‘The Boys’ composer explains why the show’s score sounds so imperfect

the boys homelander
Image via Prime Video

Instead of striving for Whiplash-like perfection like virtually all other composers, Matt Bowen strives for imperfection while scoring The Boys.

Yes, Bowen, who helps compose the subversive Prime Video superhero series, says “Not my tempo” and then runs with it. “The beauty of something like The Boys is that it’s supposed to have this feeling of imperfection . . . ” Bowen told Screen Rant. “You take a takedown, and typically you’d be like, ‘Okay, I see what you were trying to do there or not, now let’s back up and finesse it.’ And on The Boys, it’s this idea of polishing your score that we’ve really had to get out of our heads while working on the show.”

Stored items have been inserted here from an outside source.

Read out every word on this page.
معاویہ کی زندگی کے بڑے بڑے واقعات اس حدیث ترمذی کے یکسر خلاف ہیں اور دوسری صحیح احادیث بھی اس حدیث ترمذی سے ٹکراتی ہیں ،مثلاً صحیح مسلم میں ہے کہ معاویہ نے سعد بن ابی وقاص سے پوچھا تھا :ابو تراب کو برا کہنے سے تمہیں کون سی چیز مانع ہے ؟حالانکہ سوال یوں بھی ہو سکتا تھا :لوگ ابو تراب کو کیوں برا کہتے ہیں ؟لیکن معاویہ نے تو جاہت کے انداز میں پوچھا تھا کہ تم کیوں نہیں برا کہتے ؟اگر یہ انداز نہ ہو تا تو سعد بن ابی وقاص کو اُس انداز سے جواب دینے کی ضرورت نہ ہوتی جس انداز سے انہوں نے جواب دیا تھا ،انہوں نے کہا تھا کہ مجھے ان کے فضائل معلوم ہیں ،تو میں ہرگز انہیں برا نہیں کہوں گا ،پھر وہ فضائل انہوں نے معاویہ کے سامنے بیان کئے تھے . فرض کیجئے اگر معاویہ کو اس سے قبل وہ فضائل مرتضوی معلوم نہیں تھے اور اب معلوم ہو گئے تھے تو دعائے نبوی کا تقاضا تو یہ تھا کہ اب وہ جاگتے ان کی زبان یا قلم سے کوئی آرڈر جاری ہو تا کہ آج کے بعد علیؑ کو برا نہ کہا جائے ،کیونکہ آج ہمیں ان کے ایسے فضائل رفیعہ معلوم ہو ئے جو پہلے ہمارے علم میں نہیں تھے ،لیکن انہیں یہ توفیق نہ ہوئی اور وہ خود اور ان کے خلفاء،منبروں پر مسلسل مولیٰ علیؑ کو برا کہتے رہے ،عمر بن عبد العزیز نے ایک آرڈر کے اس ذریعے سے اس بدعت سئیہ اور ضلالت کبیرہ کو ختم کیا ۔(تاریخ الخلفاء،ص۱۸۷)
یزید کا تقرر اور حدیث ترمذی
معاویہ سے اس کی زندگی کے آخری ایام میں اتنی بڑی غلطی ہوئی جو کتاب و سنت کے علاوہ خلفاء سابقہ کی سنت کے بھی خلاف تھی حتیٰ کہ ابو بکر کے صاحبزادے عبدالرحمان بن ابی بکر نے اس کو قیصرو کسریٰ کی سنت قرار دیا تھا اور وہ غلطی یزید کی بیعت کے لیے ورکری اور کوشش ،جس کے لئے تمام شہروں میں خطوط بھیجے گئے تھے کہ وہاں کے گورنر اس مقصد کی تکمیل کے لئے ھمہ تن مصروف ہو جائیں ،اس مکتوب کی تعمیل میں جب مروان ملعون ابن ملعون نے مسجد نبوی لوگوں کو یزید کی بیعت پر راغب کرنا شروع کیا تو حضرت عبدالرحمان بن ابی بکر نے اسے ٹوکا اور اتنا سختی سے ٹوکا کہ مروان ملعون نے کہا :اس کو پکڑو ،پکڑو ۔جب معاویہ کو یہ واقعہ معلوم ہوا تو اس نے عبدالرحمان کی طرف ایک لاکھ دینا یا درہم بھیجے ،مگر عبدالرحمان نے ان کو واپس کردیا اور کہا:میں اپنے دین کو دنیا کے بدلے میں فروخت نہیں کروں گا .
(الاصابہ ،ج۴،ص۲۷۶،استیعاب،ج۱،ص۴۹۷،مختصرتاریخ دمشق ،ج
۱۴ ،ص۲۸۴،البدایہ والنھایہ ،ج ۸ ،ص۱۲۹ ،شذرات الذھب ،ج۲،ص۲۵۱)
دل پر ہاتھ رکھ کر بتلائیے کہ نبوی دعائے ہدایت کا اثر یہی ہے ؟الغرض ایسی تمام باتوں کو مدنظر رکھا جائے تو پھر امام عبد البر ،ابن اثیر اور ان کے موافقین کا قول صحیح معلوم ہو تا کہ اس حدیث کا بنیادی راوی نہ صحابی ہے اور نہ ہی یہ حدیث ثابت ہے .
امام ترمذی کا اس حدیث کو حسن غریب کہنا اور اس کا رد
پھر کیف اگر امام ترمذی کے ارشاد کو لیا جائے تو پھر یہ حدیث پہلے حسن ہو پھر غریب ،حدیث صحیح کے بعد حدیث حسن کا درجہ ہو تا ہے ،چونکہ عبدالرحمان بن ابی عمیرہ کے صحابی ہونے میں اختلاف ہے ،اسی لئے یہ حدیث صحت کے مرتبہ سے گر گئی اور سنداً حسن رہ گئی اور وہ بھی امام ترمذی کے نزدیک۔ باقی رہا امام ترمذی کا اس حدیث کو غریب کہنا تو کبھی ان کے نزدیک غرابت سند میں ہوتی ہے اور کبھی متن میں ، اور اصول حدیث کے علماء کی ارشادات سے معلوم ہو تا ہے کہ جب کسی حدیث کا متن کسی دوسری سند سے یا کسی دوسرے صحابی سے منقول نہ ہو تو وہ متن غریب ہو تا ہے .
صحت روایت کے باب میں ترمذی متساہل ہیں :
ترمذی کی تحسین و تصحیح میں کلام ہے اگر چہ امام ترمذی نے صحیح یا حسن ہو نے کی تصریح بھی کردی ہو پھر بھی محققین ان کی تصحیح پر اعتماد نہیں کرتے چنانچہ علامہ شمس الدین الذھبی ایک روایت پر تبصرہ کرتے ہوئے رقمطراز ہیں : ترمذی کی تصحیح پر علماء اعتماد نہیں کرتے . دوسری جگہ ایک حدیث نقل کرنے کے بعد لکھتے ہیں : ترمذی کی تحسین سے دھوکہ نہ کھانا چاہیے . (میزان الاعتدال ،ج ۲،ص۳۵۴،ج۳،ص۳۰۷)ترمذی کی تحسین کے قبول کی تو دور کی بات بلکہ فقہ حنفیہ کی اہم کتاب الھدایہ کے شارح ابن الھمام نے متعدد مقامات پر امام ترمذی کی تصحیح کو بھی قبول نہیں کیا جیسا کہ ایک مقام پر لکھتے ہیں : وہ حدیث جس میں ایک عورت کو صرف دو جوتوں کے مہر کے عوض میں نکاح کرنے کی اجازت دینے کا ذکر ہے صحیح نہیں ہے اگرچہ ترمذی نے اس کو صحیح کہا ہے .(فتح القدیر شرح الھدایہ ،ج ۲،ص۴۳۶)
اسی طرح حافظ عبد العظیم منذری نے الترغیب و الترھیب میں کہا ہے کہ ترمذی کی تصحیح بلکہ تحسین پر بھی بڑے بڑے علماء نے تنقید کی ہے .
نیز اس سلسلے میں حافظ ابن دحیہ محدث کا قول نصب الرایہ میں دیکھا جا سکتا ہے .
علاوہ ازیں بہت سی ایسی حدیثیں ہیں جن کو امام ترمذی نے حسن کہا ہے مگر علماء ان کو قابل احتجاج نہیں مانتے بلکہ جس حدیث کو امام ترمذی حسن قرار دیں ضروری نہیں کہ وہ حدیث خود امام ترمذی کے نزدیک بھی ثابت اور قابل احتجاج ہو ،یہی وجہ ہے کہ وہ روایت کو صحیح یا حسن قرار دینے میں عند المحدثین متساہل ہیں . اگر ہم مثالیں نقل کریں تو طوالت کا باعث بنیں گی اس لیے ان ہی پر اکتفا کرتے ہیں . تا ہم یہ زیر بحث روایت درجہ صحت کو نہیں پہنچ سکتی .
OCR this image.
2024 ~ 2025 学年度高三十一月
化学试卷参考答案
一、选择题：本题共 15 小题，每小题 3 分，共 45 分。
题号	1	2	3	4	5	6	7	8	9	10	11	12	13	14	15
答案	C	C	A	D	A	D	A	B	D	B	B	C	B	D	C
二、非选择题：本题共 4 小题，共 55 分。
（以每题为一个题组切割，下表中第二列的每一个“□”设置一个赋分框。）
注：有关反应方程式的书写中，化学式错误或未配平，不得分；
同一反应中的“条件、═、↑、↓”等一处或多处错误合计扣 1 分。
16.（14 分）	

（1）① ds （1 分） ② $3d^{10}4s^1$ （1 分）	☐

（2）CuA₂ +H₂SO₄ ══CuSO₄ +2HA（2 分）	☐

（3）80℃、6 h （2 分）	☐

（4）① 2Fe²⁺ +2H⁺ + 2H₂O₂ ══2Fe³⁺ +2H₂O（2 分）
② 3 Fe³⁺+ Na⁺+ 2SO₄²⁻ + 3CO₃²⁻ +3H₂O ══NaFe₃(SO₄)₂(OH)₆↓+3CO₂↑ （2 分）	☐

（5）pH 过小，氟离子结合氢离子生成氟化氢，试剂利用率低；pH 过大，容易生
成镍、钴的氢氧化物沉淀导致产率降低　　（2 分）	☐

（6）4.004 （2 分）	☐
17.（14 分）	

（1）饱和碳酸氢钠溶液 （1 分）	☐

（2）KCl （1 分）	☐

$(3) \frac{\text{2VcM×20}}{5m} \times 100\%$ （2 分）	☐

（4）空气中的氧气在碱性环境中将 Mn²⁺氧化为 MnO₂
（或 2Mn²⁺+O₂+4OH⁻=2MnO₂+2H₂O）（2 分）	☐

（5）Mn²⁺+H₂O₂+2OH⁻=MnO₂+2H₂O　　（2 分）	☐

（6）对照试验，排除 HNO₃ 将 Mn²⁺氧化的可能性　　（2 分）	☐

Bowen admitted that he resists hiring session musicians because they play too well. Naturally, this goes against many tenets of music production, and it has been fun yet difficult for him to unlearn flawlessness:

“It’s a big challenge, because you spend so much of your career learning how to polish the music and make it sound Hollywood, for lack of a better word. And this show is just all about keeping it gritty and raw and imperfect, and a lot of times that means keeping your first pass. And from a more micro standpoint, don’t double it. If I were working on something where it’s kind of glossy, I might double my guitars or something like that. Nope, don’t double it, there’s one and only one guitar, and the part wasn’t played perfectly. But most importantly, it conveyed what it needed to convey in that moment in the scene.”

Bowen has been scoring The Boys since the very beginning. In Season 3, he co-composed two episodes with Christopher Lennertz, who serves as the lead composer. Perhaps he’ll get another promotion for his deliberate imperfection as Season 4 begins production.